In deze zaak heeft de Hoge Raad op 7 september 2012 uitspraak gedaan in een cassatieprocedure betreffende een geschil over partneralimentatie. De man en de vrouw, die in 1992 zijn gehuwd, hebben in 2009 de echtscheiding aangevraagd. De vrouw verzocht de rechtbank om de echtscheidingsbeschikking te wijzigen en een bijdrage in de kosten van haar levensonderhoud vast te stellen. De rechtbank bepaalde de partneralimentatie op € 84,-- bruto per maand, maar het hof heeft deze beschikking op 31 mei 2011 vernietigd en de alimentatie verhoogd naar verschillende bedragen in de periode van 1 februari 2010 tot 1 november 2010.

De man verzocht het hof om de beschikking te verbeteren, omdat er sprake zou zijn van een kennelijke rekenfout. Het hof oordeelde echter dat er geen sprake was van een kennelijke rekenfout die eenvoudig kon worden hersteld. De man heeft vervolgens cassatie ingesteld tegen de beschikking van het hof, terwijl de vrouw incidenteel cassatieberoep heeft ingesteld.
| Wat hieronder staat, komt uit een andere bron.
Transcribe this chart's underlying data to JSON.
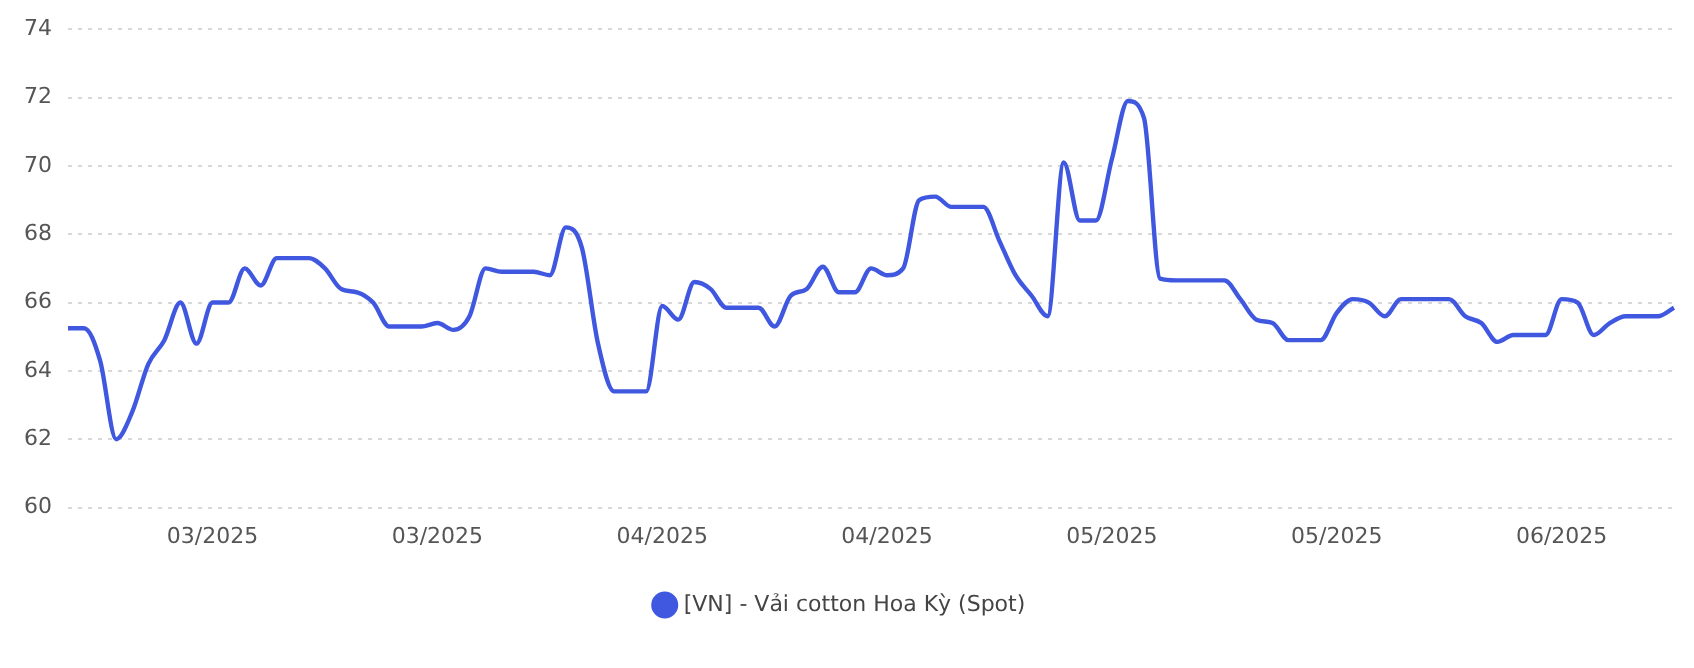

De Hoge Raad heeft in zijn uitspraak geoordeeld dat het hof buiten de grenzen van de rechtsstrijd is getreden door rekening te houden met de arbeidskorting, terwijl de rechtbank had vastgesteld dat de man geen recht had op deze korting. Dit leidde tot de vernietiging van de beschikking van het hof en verwijzing van de zaak naar het gerechtshof te Leeuwarden voor verdere behandeling. Het incidentele beroep van de vrouw werd verworpen.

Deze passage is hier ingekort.